Post your document on the reiserfs mailing list when you finish it, the ReiserFS team
will enjoy
reading it.
Hans
Daniel Phillips wrote:
>
> Alexander Viro wrote:
> > On Wed, 26 Jul 2000, Stephen C. Tweedie wrote:
> > > On Wed, Jul 26, 2000 at 03:19:46PM -0400, Alexander Viro wrote:
> > >
> > > > Erm? Consider that: huge lseek() + write past the end of file. Woops - got
> > > > to unmerge the tail (it's an internal block now) and we've got no
> > > > knowledge of IO going on the page. Again, IO may be asynchronous - no
> > > > protection from i_sem for us. After that page becomes a regular one,
> > > > right? Looks like a change of state to me...
> > >
> > > Naturally, and that change of state must be made atomically by the
> > > filesystem.
> >
> > Yep. Which is the point - there _are_ dragons. I believe that it's doable,
> > but I realy want to repeat: Daniel, watch out for races at the moments
> > when page state changes, it needs more accurate approach than usual
> > pagecache-using fs. It can be done, but it will take some reading (and
> > yes, Stephen, I know that _you_ know it ;-)
>
> That's apparent, and I feel that Stephen could probably implement the entire
> tail merge as described so far in few days. But that wouldn't be as useful as
> having me and perhaps some interested observers others go all the way through
> the exercise of figuring out the so-far unwritten rules of the
> buffercache/pagecache duo.
>
> The exact same accurate work is required for Tux2, which makes massive use of
> copy-on-write. Right now, buffer issues are the main thing standing in the way
> of making a development code release for Tux2. So there is no question in my
> mind about whether such issues have to be dealt with: they do.
>
> I dove into the 2.4.0 cache code for the first time last night (using lxr - try
> it, you'll like it) and I'm almost at the point where I have some relevant
> questions to ask. I notice that buffer.c has increased in size by almost 50%
> and is far and away the largest module in the VFS. Worse, buffer.c is massively
> cross-coupled to the mm subsystem and the page cache, as we know too well.

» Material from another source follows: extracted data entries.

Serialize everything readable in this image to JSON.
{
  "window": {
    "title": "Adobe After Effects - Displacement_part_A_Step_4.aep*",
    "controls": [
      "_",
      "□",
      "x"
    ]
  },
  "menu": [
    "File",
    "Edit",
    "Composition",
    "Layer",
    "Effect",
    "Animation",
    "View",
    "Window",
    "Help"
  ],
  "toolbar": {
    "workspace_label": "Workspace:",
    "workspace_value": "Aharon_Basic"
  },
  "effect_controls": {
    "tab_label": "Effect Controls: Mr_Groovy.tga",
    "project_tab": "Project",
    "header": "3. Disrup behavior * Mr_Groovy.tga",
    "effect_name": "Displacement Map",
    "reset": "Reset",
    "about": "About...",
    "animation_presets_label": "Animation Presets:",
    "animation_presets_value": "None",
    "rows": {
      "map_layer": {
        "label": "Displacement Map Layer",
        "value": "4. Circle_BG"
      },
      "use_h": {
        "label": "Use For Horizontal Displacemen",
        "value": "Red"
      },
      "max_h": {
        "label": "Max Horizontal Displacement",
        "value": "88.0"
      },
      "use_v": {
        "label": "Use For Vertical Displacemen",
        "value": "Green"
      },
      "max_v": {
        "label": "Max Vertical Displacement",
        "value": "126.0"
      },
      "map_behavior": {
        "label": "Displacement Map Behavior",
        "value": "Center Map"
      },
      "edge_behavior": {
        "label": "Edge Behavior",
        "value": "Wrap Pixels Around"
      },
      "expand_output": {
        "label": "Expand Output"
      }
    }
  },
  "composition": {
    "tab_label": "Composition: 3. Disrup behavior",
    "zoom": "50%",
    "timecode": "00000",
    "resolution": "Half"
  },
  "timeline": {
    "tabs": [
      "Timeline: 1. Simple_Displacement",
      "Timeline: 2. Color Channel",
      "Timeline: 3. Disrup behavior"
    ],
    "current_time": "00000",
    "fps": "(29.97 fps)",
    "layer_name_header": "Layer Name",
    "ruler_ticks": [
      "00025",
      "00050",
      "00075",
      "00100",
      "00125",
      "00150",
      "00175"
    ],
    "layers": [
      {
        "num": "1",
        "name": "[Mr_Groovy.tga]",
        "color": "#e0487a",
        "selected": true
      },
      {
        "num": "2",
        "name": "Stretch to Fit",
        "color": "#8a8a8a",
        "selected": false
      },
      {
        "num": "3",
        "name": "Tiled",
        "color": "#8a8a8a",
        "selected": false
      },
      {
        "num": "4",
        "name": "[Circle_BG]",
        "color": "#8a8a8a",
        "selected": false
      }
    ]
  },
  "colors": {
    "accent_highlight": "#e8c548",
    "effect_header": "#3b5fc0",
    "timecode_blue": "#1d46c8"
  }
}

> Buffer.c is right at the core of the issues we're talking about.
>
> Bearing that in mind, instead of just jumping in and starting to code I'll try
> the methodical approach :-) My immediate objective is to try clarify a few
> things that aren't immediately obvious from the source, in the following areas:
>
> - States and transitions for the main objects:
> - Buffer heads
> - Buffer data
> - Page heads
> - Page data
> - Other?
>
> - Existing concurrency controls:
> - Semaphores/Spinlocks
> - Big kernel lock
> - Filesystem locks
> - Posix locks?
> - Other?
>
> - Planned additions/deletions of concurrency controls
>
> I will also try to make a list of the main internal functions in the VFS (and
> some related ones from the mm and drivers modules) and examine
> function-by-function what the intended usage is, what the issues/caveats are,
> and maybe even how we can expect them to evolve in the future.
>
> I think we need even more than this in terms of documentation in order to work
> effectively, but this at least will be a good start. It will be more than what
> we have now. If it gets to the point where we can actually answer questions
> about race conditions by consulting the docs then we really will have
> accomplished something. Yes, I know that the code is going to keep evolving and
> sometimes will break the docs, but I also have confidence that the docs can keep
> up with such evolution given some interested volunteer doc maintainers willing
> to hang out on the devel list and keep asking questions.
>
> Even in 2.2.x I felt that there is a lot of understated elegance in Linux's
> buffer cache design. In 2.4.0 it seems to be getting more elegant, although
> it's hard to say exactly, because of the sparse (read: nonexistent)
> documentation. This is a problem that can be easily fixed.
>
> To get through this I will have to ask a lot of naive-sounding questions.
> Hopefully I'll have the first batch ready this afternoon (morning, your time).
>
> --
> Daniel